Mino Carta: A fênix nativa
Editorial
Impeachment
por Mino Carta — na Carta Capital - publicado 14/08/2015 03h27
Se o golpe não convém, ressuscite-se a conciliação
Antônio Cruz / Agência Brasil
O governo Dilma oferece aos inquilinos da casa-grande as garantias para deixá-los sossegados
Com K ou sem K, a palavra caos se oferece a diversas interpretações. Em 1964, havia quem acreditasse que o golpe de Estado salvaria a pátria ao sustar o caos no nascedouro.Passados 51 anos, não falta quem entenda que do golpe nasceria o caos.

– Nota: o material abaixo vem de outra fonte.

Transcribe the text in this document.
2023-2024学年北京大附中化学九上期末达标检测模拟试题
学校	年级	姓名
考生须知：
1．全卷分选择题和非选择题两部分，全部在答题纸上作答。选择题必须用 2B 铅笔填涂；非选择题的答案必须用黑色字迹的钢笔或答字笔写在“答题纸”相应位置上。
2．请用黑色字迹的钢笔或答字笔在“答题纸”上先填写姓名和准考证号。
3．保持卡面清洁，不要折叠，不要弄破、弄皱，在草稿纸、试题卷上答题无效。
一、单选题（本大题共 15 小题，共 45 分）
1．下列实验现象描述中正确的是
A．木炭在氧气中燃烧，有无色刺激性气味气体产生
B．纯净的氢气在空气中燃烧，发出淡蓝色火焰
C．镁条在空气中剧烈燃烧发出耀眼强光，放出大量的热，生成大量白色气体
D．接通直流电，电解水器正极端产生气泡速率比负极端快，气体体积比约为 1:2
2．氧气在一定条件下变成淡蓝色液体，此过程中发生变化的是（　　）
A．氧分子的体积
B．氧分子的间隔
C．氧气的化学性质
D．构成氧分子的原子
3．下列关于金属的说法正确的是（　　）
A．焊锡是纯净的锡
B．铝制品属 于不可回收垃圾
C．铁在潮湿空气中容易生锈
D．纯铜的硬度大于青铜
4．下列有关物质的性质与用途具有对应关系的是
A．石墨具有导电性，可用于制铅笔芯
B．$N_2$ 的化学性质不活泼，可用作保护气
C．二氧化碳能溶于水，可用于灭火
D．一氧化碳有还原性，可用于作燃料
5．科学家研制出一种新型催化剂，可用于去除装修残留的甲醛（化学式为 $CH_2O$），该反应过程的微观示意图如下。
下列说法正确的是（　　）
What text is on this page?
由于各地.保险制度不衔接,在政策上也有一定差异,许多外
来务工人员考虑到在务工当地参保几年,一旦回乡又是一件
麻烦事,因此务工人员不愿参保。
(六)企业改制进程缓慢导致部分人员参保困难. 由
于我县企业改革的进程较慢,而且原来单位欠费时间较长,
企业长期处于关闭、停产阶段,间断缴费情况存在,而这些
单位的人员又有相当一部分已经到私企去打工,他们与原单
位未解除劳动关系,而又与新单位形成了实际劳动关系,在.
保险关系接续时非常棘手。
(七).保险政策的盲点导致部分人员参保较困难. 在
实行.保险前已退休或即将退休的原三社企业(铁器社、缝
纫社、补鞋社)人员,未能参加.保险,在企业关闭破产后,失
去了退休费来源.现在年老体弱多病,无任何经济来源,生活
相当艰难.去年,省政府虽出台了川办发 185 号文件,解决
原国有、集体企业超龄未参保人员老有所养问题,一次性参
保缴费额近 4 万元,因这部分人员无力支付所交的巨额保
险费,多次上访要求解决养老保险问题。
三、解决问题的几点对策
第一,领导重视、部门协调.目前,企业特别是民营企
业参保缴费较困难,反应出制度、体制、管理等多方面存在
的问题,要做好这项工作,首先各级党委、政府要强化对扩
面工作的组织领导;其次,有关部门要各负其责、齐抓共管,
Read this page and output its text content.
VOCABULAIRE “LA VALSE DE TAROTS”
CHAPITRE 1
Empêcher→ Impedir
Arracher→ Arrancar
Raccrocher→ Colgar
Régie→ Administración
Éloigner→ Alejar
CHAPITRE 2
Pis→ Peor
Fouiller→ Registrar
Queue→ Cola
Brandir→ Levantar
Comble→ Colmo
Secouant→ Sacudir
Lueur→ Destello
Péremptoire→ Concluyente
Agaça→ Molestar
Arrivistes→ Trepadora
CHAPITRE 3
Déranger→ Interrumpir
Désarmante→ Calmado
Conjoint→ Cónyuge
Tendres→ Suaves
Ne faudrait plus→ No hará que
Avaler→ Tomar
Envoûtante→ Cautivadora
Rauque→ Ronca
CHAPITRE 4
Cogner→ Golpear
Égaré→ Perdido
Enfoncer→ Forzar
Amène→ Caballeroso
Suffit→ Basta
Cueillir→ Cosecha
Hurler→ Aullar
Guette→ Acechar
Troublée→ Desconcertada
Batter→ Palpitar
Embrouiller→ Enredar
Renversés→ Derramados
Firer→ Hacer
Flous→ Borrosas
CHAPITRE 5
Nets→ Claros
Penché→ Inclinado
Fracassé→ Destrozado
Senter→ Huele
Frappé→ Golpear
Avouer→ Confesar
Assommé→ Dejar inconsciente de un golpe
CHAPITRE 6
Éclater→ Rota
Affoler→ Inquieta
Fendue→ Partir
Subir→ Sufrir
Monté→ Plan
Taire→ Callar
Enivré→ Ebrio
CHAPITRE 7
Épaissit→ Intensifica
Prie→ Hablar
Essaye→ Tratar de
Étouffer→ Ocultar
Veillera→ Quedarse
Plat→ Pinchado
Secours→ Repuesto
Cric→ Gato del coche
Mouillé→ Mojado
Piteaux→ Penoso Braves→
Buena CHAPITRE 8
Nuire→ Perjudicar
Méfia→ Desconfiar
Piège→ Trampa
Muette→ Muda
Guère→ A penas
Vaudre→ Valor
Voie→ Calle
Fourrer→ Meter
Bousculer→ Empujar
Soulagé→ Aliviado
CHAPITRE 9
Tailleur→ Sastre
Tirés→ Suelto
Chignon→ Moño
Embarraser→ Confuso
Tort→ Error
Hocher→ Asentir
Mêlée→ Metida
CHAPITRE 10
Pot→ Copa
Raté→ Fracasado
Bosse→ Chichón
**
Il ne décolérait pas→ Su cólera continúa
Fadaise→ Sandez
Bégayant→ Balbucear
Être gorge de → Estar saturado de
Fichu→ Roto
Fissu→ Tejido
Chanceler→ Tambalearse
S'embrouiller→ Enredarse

Cinquenta e um anos atrás, e mesmo desde agosto de 1961 com a renúncia de Jânio Quadros, a casa-grande deu para sentir-se ameaçada por Jango Goulart, o vice alçado à Presidência. O mundo era outro, dividido ao meio entre dois impérios, beligerantes de uma guerra dita fria. Os graúdos nativos apreciavam a condição de súditos do império do Oeste, o qual padecia, porém, de uma espinha no flanco, fincada bem ali a 100 quilômetros da Flórida, Cuba fidelista.
Jango ostentava um passado buliçoso, a começar pela origem getulista, e a prosseguir pela valente militância petebista, sem exclusão da perigosa proximidade com o cunhado Leonel Brizola. Só faltava chamar San Tiago Dantas para a Chancelaria. Implorada pela casa-grande e seus porta-vozes midiáticos, sustentada por Washington, a intervenção militar se deu sem derramar uma única, escassa gota de sangue nas calçadas. Falsos pretextos fazem parte do jogo.
O golpe de 64 é uma das grandes desgraças brasileiras, a mais recente. Interrompeu um processo natural que, ao longo dos anos, décadas talvez, demoliria a casa-grande e a senzala. Sofremos até hoje suas consequências.
Em relação à situação atual, gravemente turvada pelo descontrole parlamentar, pelo fracasso petista, pelo reacionarismo tucano, pelo terrorismo da mídia em meio a uma profunda crise econômica provocada tanto pela fé neoliberal que assola a Terra quanto por erros governistas, a posição de CartaCapital já foi exposta inúmeras vezes. Entendemos como golpismo puro qualquer propósito de impeachment ou de convocação de novas eleições.
Por que, pergunto intrigado aos meus pensativos botões. Respondem que o mundo também mudou, o maniqueísmo dos anos 60 assumiu formas e cenários adequados a alterações fatais. Ao observar a conjuntura mundial, constata-se que o Brasil deixou de ser aquele súdito submisso de Tio Sam graças à política exterior praticada por Lula, ainda que Dilma tenha baixado um tanto a bola. Vale também registrar que o velho Sam perdeu muito do vigor de antanho. E, de resto, o Demônio hoje em dia não é o comunista. Além disso, as Forças Armadas, conquanto incutam um inextinguível temor como númeno, deixaram de ser, como fenômeno, um exército de ocupação pronto ao papel de jagunço da casa-grande.
É o pano de fundo. Na ribalta, a “guerrilheira” Dilma não é Jango, e seu governo oferta à casa-grande garantias suficientes para pôr em sossego seus inquilinos. Não é por acaso que o diligente bancário Joaquim Levy lá está para executar a lição da própria. Por que intervir, se a vivenda dos especuladores e dos rentistas está em ordem? E, de outro ângulo, por que enfrentar a incógnita do pós-Dilma, se por ora o governo acuado se dispõe a levar em conta, e se possível executar, um pacote de providências excogitadas pelo Senado, reduto, aliás, de numerosos oligarcas?
Melhor assim. Melhor que a tensão diminua e que o pior seja evitado. Nada impede que paneleiros incapacitados para o exercício do espírito crítico, e mesmo para a consciência da cidadania, renovem no domingo 16 seu protesto insensato. Pouco importa, prevalecerá a tendência desenhada pelos graúdos, tão escassamente preocupados com a fragilidade da democracia verde-amarela, mas sobremaneira com sua própria paz espiritual e material.
Na circunstância, melhor assim, repito. Nem por isso perco a oportunidade de assinalar: casa-grande e senzala continuam de pé. Vivemos a enésima versão, revisada e corrigida, da conciliação das elites velhas de guerra, fênix nativa. Percebo que neste momento mexe as asas debaixo das cinzas.